Kota Bima, Kahaba.- Tahun 2019, jumlah penderita penyakit Tuberkulosis (TBC) di Kota Bima terus meningkat. Jika pada 2 tahun sebelumnya hanya 100 lebih orang, namun pada tahun 2019 mencapai 263 orang. (Baca. Di Lokasi Reses, Terungkap Penderita TBC di Kota Bima Sebanyak 263 Orang)

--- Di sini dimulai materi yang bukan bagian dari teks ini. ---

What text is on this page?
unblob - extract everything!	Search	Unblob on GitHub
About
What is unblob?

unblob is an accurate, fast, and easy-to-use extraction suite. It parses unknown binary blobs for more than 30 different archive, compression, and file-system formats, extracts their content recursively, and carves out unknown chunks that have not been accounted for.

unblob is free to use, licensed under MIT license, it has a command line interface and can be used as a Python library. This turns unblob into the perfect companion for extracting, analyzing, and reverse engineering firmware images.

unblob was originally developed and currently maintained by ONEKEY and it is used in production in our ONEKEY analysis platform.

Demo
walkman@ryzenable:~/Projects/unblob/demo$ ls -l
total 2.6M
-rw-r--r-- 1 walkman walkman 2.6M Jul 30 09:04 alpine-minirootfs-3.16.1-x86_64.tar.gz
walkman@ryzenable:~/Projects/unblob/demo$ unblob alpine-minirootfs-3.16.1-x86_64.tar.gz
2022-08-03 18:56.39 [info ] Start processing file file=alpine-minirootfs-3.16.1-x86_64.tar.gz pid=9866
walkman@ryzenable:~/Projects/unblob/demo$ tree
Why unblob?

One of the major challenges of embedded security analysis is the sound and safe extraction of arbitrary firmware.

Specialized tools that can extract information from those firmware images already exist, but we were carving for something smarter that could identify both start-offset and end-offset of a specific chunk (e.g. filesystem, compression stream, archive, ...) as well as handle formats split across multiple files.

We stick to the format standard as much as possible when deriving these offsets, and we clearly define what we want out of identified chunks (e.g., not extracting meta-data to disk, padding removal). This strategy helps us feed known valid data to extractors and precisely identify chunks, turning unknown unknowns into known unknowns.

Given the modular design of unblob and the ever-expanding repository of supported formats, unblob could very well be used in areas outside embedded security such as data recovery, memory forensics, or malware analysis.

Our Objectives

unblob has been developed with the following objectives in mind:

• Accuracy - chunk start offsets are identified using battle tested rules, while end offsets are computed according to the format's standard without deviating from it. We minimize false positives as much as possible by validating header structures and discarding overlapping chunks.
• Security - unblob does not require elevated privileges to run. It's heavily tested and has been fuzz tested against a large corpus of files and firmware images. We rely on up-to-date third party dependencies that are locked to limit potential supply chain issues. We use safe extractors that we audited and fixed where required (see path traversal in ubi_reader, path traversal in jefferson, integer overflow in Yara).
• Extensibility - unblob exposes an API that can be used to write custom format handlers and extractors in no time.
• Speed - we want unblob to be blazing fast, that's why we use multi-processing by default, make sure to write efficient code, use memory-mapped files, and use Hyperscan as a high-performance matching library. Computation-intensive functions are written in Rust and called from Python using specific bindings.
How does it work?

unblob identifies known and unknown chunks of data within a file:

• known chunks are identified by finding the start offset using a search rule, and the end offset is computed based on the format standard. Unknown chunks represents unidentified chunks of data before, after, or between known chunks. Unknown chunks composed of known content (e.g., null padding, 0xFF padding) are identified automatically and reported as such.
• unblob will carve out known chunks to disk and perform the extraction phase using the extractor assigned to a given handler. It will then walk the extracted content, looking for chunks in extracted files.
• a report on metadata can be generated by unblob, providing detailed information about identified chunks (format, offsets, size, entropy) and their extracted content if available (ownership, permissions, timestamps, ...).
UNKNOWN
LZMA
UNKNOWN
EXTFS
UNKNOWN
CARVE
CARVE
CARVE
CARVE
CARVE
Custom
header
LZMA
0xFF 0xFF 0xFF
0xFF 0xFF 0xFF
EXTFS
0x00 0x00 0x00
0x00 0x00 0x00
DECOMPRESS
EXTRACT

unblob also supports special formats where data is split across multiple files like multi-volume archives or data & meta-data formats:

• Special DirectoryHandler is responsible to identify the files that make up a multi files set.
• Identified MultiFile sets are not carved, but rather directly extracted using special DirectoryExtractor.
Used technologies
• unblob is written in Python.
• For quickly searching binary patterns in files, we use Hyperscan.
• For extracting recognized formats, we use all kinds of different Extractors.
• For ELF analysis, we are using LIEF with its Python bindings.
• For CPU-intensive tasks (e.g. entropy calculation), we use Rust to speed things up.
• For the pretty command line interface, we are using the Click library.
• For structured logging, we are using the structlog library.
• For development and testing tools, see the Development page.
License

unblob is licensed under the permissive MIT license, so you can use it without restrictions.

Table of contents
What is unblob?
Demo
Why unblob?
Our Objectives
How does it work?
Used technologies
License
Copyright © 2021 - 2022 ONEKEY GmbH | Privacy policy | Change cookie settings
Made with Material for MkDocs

Masalah penyakit ini terungkap saat reses anggota DPRD Kota Bima Dapil Kecamatan Asakota, kemarin. Warga yang mengurainya pun berharap agar pemerintah bisa serius memperhatikan dalam rangka meminimalisir perkembanganya.
Kabid P2PL Dinas Kesehatan Kota Bima Syarifuddin M Said yang dikonfirmasi mengenai penyakit ini menjelaskan, program pengentasan penyakit TBC di Dikes memang sudah lama ada. Hanya belum maksimal dijalankan.
“Kendalanya masalah TBC itu menemukan penderitanya, kalau masalah pengobatan dan seterusnya tidak masalah. Jadi kalau ditemukan penderita, kemudian diberi obat, bisa sembuh,” katanya, Kamis (20/2).
Kendala lain yang ia sebutnya yakni kesadaran masayrakat. Karena di tengah-tengah masyarakat, muncul stigma jika TBC seakan – akan memalukan. Padahal sesungguhnya penyakit TBC tersbeut merupakan penyakit yang biasa. Karena kalau ditemukan penderita dan diberi obat, maka 6 bulan sembuh.
“Pun kendala lain seperti prosedur pemeriksaan yang lama. Karena penderita yang diduga TBC, harus diambil dahaknya untuk diperiksasebanyak 3 kali,” terangnya.
Pada program Dikes sambung Syarifuddin, ada istilah prevalensi. Artinya perhitungan jumlah penderita penyakit tertentu, pada dalam jumlah penduduk tertentu. Sementara TBC, prevalensinya setiap 10 ribu penduduk diperkirakan ada 27 penderit.
Sehingga kendala pada dinasnya, dari target jumlah prevalensi tersebut, pihaknya baru mencapai sekitar 40 persen. Sementara 60 persen itu belum bisa ditemui penderitanya.
“Sedangkan target secara nasional itu di atas 70 persen, tapi kita masih jauh dari target,” ungkapnya.
Ia juga mengungkapkan, sebenarnya program pengentasan penyakit TBC ini sudah lama menjadi program nasional. Apalagi TBC pada tahun 2020 sudah masuk pada program reduksi secara nasional, untuk mencapai tahun eliminasi pada tahun 2030. Artinya pada tahun tersebut kasus TBC sudah tidak ada lagi.
Disinggung soal anggaran? Dia menjawab bahwa anggaran bukan menjadi kendala utama. Tapi kalau anggarannya diperbanyak, juga lebih baik. Karena pemerintah bisa merentangkan cakupan program agar bisa lebih besar lagi. Sehingga target eliminasi bisa lebih cepat dan tidak mesti menunggu tahun 2030.
“Kalau anggaran banyak juga, jumlah anggota pengelola program tersebut bisa ditambah lebih banyak, agar ujung tombak juga bisa bekerja maksimal. Sehingga target capaian itu bisa lebih cepat,” tambahnya.